What you skip matters as much as what you eat. The National Institute of Diabetes and Digestive and Kidney Diseases identifies several categories of food and drink that can worsen diarrhea during recovery:

  • Caffeinated drinks like coffee, tea, and certain soft drinks, which can stimulate the gut and worsen loose stools
  • High-fat foods like fried foods, pizza, and fast food, which are harder to digest when the gut is inflamed
  • Sugary drinks and fruit juices, as large amounts of simple sugar can pull water into the intestines and make diarrhea worse
  • Dairy products, because some people temporarily lose the ability to digest lactose during and after a stomach illness, sometimes for a month or longer

Hydration Matters More Than the Food

The single most important thing during a diarrheal illness isn’t which solid foods you eat. It’s replacing the fluids and electrolytes you’re losing. The World Health Organization emphasizes that preventing dehydration should be the top priority, and that oral rehydration should begin as soon as diarrhea starts.

For adults, this means drinking as much fluid as you want throughout the illness. Water is fine, but broth, diluted juice, or an oral rehydration solution will also replace lost sodium and potassium. Avoid sweetened tea, soft drinks, and coffee as rehydration fluids. For young children, small amounts of fluid after each loose stool (roughly a quarter to a half cup for toddlers, more for older kids) help prevent dehydration from sneaking up.

If you or your child can’t keep fluids down for more than several hours, or if you notice signs of dehydration like dark urine, dizziness, or a dry mouth, that’s a signal the illness has moved beyond what diet alone can manage.

Cancer Treatment and Other Uses

The BRAT diet also comes up in cancer care.

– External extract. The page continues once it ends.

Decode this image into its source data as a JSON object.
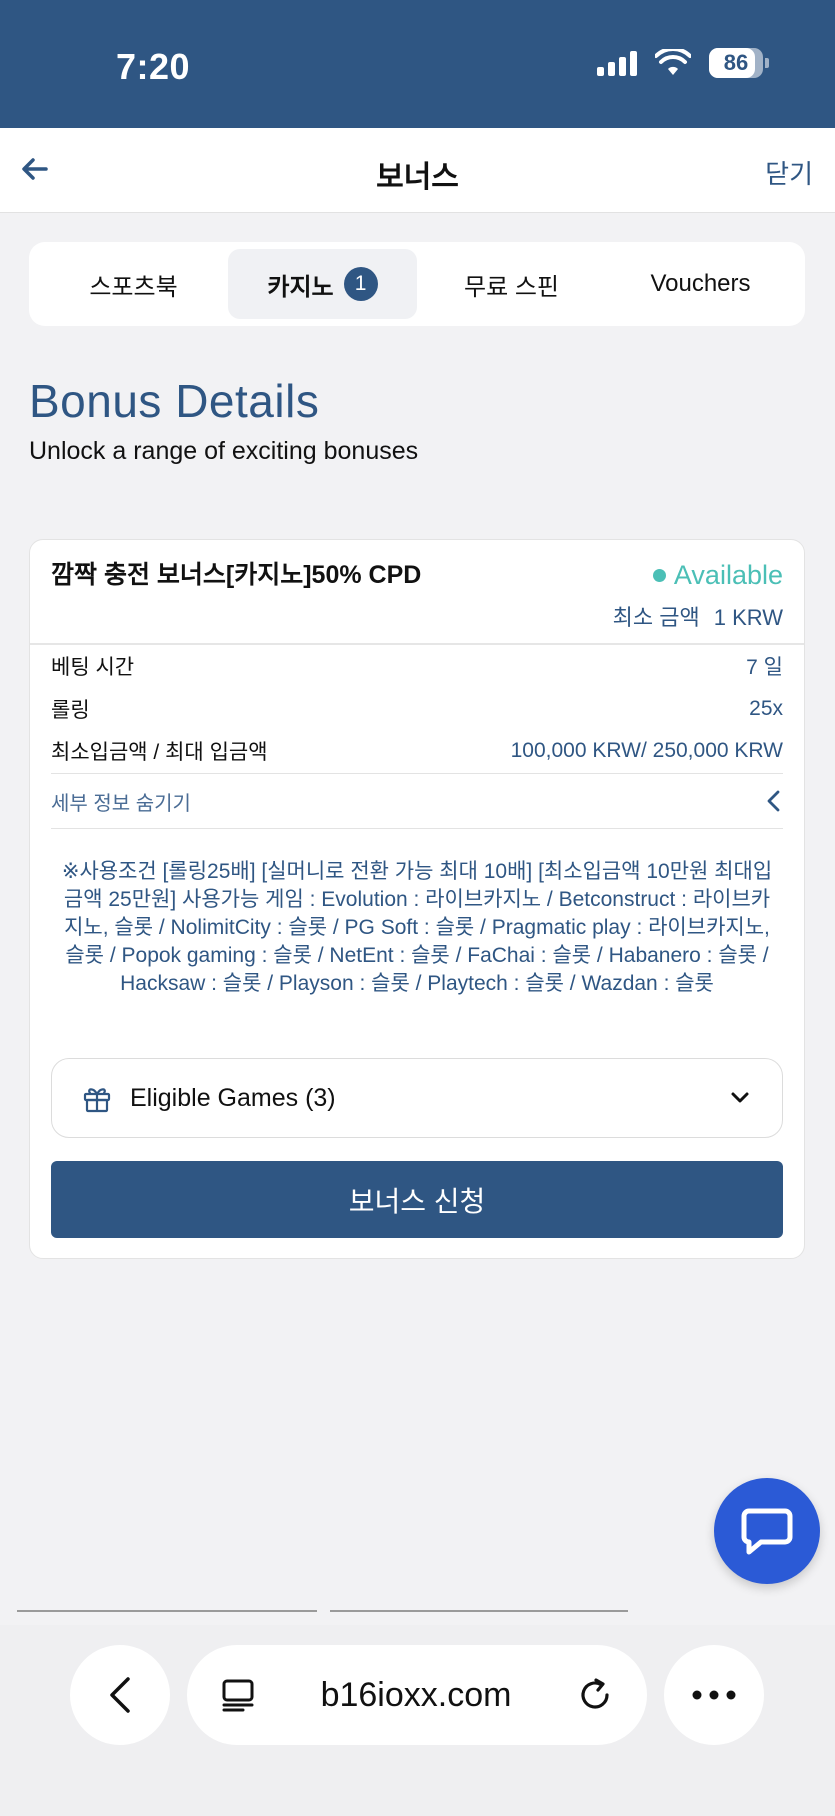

Nausea, vomiting, and diarrhea are common side effects of chemotherapy, and the same bland, low-fiber foods that settle a stomach bug can help ease treatment-related symptoms. MD Anderson Cancer Center notes that the diet can provide short-term relief for cancer patients, though the same caution applies: it’s a temporary strategy, not a long-term nutrition plan. Patients dealing with ongoing digestive side effects typically work with a dietitian to find a broader range of tolerable foods that still meet their calorie and protein needs.